Die Fasnacht in Arzl
(damals noch Arzl bei Imst) lässt sich zurück bis zur Mitte
des 19. Jahrhunderts dokumentieren.
Wie aus alten Berichten und Sagen zu entnehmen ist, haben
die alten Arzler wie in vielen anderen Orten auch, ihre
Bräuche gelebt.
Wie sich in früheren Jahrhunderten das dörfliche Leben in
der Fasnachtszeit abspielte, lässt sich auch in Arzl nicht
weiter beurkunden.
Die erste schriftliche Erwähnung von
"Fasnachtsbelustigungen" in Arzl findet man in einem
Zeitungsartikel vom 29. Februar 1850.
Dabei soll der Pfarrer von Arzl den
jungen Mädchen die Teilnahme an einem Ball oder anderen
Fasnachtsbelustigungen an einem besonderen "Beicht- und
Ablasstag" von der "Kanzel" aus verboten haben.
Zitate aus dem Artikel:
..... am Sonntag vorher, nachdem die Gottesdienste für die
ganze Woche und zuletzt auch für das Fest des hl. Namens
Jesu verkündet waren, im Verkünden unmittelbar ungefähr so
fortgefahren: „Und da an diesem Tage allgemeiner Beicht-
und Ablaßtag ist, (bei uns ist dieser Festtag so in Ehren,
daß Jedermann, der nur kann, an diesem Tage die hl.

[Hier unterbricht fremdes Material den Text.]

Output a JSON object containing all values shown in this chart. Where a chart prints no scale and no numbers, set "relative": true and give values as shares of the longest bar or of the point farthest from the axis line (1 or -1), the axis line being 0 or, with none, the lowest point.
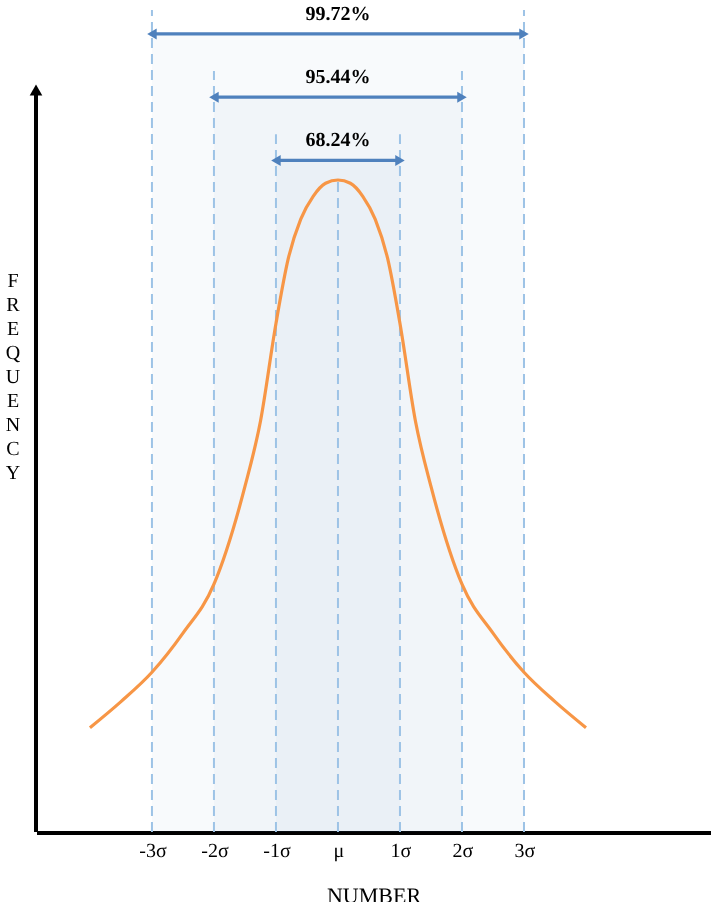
{
  "chart_data": {
    "type": "line",
    "relative": true,
    "xlabel": "NUMBER",
    "ylabel": "FREQUENCY",
    "x": [
      -4.0,
      -3.5,
      -3.0,
      -2.5,
      -2.0,
      -1.5,
      -1.25,
      -1.0,
      -0.8,
      -0.6,
      -0.4,
      -0.2,
      0,
      0.2,
      0.4,
      0.6,
      0.8,
      1.0,
      1.25,
      1.5,
      2.0,
      2.5,
      3.0,
      3.5,
      4.0
    ],
    "series": [
      {
        "color": "#f79646",
        "values": [
          0.16,
          0.2,
          0.245,
          0.305,
          0.38,
          0.53,
          0.63,
          0.78,
          0.88,
          0.94,
          0.975,
          0.995,
          1.0,
          0.995,
          0.975,
          0.94,
          0.88,
          0.78,
          0.63,
          0.53,
          0.38,
          0.305,
          0.245,
          0.2,
          0.16
        ]
      }
    ],
    "xlim": [
      -4.87,
      6.0
    ],
    "xticks": [
      {
        "value": -3,
        "label": "-3σ"
      },
      {
        "value": -2,
        "label": "-2σ"
      },
      {
        "value": -1,
        "label": "-1σ"
      },
      {
        "value": 0,
        "label": "μ"
      },
      {
        "value": 1,
        "label": "1σ"
      },
      {
        "value": 2,
        "label": "2σ"
      },
      {
        "value": 3,
        "label": "3σ"
      }
    ],
    "ref_lines": [
      {
        "axis": "x",
        "value": -3,
        "color": "#9dc3e6",
        "line_style": "dashed"
      },
      {
        "axis": "x",
        "value": -2,
        "color": "#9dc3e6",
        "line_style": "dashed"
      },
      {
        "axis": "x",
        "value": -1,
        "color": "#9dc3e6",
        "line_style": "dashed"
      },
      {
        "axis": "x",
        "value": 0,
        "color": "#9dc3e6",
        "line_style": "dashed"
      },
      {
        "axis": "x",
        "value": 1,
        "color": "#9dc3e6",
        "line_style": "dashed"
      },
      {
        "axis": "x",
        "value": 2,
        "color": "#9dc3e6",
        "line_style": "dashed"
      },
      {
        "axis": "x",
        "value": 3,
        "color": "#9dc3e6",
        "line_style": "dashed"
      }
    ],
    "bands": [
      {
        "axis": "x",
        "from": -1,
        "to": 1,
        "label": "68.24%",
        "color": "#4f81bd"
      },
      {
        "axis": "x",
        "from": -2,
        "to": 2,
        "label": "95.44%",
        "color": "#4f81bd"
      },
      {
        "axis": "x",
        "from": -3,
        "to": 3,
        "label": "99.72%",
        "color": "#4f81bd"
      }
    ],
    "grid": false,
    "marker": "none",
    "line_style": "solid"
  }
}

Sacramente der Buße und des Altars empfängt,) so wird die
Gemeinde aufgefordert, diesen Festtag auch recht zu
heiligen, und gewarnt, an Fastnachtsbelustigungen
Teilzunehmen, wodurch dieser Festtag entheiliget werden
könnte. “Wie wir hörten, hatte der Hr. Curat den Herrn
Hauptmann schon bei der Einladung zum Balle auf diesen
Umstand aufmerksam gemacht und ihm gesagt, daß überhaupt
hier Tänze nicht einmal bei Hochzeiten gebräuchlich seien.
Dahin sind die Worte des Artikels zu verstehen: „Der Herr
Pfarrer habe seiner Gemeinde von der Kanzel die Theilnahme
an der besagten Unterhaltung verboten “Befehls zu zwingen“,
weiß die Gemeinde nichts. Allerdings hat derselbe aber in
der Mädchen-Feiertagsschule wovon die meisten erst 13-15
Jahre alt sind, dieselben wie sie selbst erzählen,
eindringlich ermahnt, standhaft Gott zu lieben - seine
Gebote zu halten - die Sünde und die gefährlichen
Gelegenheiten zur Sünde zu fliehen.
Quelle: Salzburger Constitutionelle Zeitung , 26.02.1850
z.B. Der "Kassonntag" und das "Scheibenschlagen":
Für den ersten Fastensonntag, altbekannt unter dem Namen
Sonntag Invocavit, war die Bezeichnung "Kassonntag" für
Tirol bereis im Mittelalter üblich ......
.......dagegen ist eine andere uralte Gepflogenheit, das
"Scheibenschlagen" jetzt völlig abgekommen. Die Burschen
gingen zu diesem Behufe am "Kassonntag" nach dem Nachtessen
auf eine Berglehne, die "Zarge" hinaus und schürten dort ein
großes Feuer an. Hierauf nahmen sie die hölzernen Scheiben,
welche in der Mitte ein Loch hatten, machten dieselben im
Feuer glühend und schleuderten sie mit einem geschicktem
Schwung fort, dass sie funkensprühend über einen steilen
Berghang ins Thal fuhren .
Mit diesem Scheibenschlagen wurde, wie man zu sagen
pflegte, der Fasching ("Fasnicht") zu Grabe getragen.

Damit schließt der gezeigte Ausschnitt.